Mas não podemos esquecer que a eliminação dos judeus europeus foi parte de uma agenda racial e eugênica muito mais ampla abraçada pelos nazistas, que começou muito mais cedo com o extermínio de cidadãos alemães da própria Alemanha, por considerar-se que viviam uma “vida indigna de ser vivida” (lebensunwertes Leben). Na verdade, essa mesma ideia surgiu treze anos antes dos treze anos de reino de terror que foi o nazismo: a expressão “lebensunwertes Leben” apareceu no título de um livro publicado em 1920 por… dois professores. 

O Holocausto foi uma encarnação particularmente cruel dessa ideia, mas ela não surgiu do nada: as sementes do Holocausto foram plantadas no momento em que o direito de uma vida inocente deixou de ser autojustificável; quando a vida inocente em si mesma deixou de ser motivo o bastante para que a protegessem; quando a vida inocente passou a precisar de um outro motivo para permanecer inviolável. A essência disso foi bem captada no filme Julgamento de Nuremberg (1961), na cena em que o juiz americano Dan Haywood (Spencer Tracy) visita o nazista Ernst Janning (Burt Lancaster) em sua última cela prisional. “Aquelas pessoas… aqueles milhões de pessoas… eu nunca pensei que fosse chegar a tanto. Acredite”, declarou Janning. 

“Herr Janning”, respondeu Haywood, “chegou a tanto na primeira vez que você condenou à morte um homem que você sabia ser inocente”.

Embora Auschwitz tenha-se tornado um símbolo do extermínio dos judeus europeus, não nos podemos esquecer dos muitos outros crimes contra a vida humana praticados em toda a rede de campos de concentração montada pelos nazistas. Dachau era praticamente uma comunidade religiosa católica — ou mesmo um seminário —, e escreverei posteriormente sobre alguns daqueles sacerdotes que, em algum momento, partiram de Dachau para os Estados Unidos. Os ciganos também foram massacrados nos campos. Prisioneiros foram usados em experimentos “médicos” discutíveis — que estavam mais para sádicos (por exemplo, os “experimentos com água gelada” em Dachau, nos quais sacerdotes e prisioneiros de guerra soviéticos eram imersos em água gelada para ver quanto tempo sobreviviam e, assim, aplicar os dados colhidos desses Untermenschen, desses povos inferiores, ao pedigree da nação germânica, que sobrevoava, em bombardeiros, o gélido Atlântico Norte). O grau de colaboração de cientistas, em geral, e de médicos, em particular, com os nazistas era elevado. O dr. Josef Mengele era apenas o zênite daqueles que prostituíam suas profissões.

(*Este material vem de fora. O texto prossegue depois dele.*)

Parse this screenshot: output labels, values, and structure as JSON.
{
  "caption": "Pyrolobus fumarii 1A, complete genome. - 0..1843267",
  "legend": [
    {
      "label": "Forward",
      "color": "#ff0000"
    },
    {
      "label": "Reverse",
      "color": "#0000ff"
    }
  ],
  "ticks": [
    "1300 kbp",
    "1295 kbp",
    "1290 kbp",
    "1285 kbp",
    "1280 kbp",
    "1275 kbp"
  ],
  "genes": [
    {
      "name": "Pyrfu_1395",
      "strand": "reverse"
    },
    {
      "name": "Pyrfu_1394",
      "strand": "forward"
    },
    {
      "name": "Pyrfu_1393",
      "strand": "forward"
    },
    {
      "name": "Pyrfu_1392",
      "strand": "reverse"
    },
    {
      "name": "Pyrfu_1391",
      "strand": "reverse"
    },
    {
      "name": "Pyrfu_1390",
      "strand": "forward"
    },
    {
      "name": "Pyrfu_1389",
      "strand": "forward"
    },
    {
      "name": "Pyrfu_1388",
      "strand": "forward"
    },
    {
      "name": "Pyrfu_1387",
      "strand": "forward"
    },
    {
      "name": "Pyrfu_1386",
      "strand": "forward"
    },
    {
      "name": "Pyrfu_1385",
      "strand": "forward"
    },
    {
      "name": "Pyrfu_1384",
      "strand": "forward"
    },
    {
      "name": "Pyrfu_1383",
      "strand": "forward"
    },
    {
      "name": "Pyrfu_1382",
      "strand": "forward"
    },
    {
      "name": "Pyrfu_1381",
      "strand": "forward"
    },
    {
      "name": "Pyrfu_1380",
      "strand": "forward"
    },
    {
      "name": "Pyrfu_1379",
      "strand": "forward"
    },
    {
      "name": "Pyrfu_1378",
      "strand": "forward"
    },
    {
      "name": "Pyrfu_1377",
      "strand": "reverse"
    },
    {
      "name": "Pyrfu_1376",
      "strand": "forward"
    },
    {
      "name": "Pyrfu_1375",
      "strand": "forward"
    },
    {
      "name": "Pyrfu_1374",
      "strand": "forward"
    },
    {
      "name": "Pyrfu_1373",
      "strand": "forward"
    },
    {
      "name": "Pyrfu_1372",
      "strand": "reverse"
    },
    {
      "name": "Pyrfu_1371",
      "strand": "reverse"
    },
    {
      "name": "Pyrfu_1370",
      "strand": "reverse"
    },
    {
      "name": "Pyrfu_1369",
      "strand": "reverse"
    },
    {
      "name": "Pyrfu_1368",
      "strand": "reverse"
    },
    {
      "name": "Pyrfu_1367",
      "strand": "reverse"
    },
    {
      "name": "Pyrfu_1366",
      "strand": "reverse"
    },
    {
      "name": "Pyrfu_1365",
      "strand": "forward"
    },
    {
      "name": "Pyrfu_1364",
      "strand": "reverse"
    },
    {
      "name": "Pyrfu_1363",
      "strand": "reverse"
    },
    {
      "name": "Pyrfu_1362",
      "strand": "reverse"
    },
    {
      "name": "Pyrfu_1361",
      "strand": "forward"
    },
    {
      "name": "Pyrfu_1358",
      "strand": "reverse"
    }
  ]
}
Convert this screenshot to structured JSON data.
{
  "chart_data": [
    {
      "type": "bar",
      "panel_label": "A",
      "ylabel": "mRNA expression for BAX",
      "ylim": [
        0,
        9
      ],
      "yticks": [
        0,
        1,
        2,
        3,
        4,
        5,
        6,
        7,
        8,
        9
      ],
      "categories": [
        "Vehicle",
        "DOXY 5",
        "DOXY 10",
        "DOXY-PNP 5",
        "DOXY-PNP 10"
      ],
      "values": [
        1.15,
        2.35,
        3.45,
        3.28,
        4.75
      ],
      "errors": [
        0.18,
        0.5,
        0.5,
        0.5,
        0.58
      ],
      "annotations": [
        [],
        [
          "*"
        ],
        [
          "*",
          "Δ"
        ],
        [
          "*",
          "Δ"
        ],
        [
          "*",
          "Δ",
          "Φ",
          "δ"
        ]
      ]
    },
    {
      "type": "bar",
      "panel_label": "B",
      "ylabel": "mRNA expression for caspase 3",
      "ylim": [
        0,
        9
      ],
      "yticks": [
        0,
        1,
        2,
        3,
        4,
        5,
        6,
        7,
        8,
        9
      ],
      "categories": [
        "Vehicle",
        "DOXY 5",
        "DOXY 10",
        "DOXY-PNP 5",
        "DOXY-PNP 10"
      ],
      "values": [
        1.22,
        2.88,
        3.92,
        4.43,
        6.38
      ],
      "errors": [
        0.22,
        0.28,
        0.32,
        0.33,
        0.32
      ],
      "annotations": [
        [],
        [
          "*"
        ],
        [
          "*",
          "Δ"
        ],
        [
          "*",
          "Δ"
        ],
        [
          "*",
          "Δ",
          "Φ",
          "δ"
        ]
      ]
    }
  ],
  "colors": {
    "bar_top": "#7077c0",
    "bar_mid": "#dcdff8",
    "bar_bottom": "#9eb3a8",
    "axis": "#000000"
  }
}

O desfecho da II Guerra Mundial levou, pelo menos, a um esforço temporário de proteger o direito à vida e a dignidade humana em instrumentos legais projetados pelos arquitetos da ordem pós-guerra. A nova constituição da Alemanha Ocidental, por exemplo, consagrou seu compromisso de abertura à “inviolabilidade da dignidade humana”. A ética médica do pós-guerra (por exemplo, o Código Internacional de Ética Médica da Associação Médica Mundial) exortou os doutores a sempre “respeitar a vida humana” e a obter [dos pacientes] consentimento informado. As lições do Holocausto foram universalizadas como uma ética da inviolabilidade da dignidade humana.

O Holocausto tem, é claro, uma dimensão única como testamento da dimensão letal do antissemitismo. Isso ninguém pode negar. Mas agora que celebramos o 75.º aniversário da libertação de Auschwitz — tanto como símbolo da Solução Final quanto como nadir de um período de três meses e meio, em 1945, quando campos de concentração foram libertados e seus horrores dados a conhecer —, não nos esqueçamos de uma verdade fundamental: tudo isso começou quando o primeiro homem inocente foi, não obstante, deliberadamente assassinado.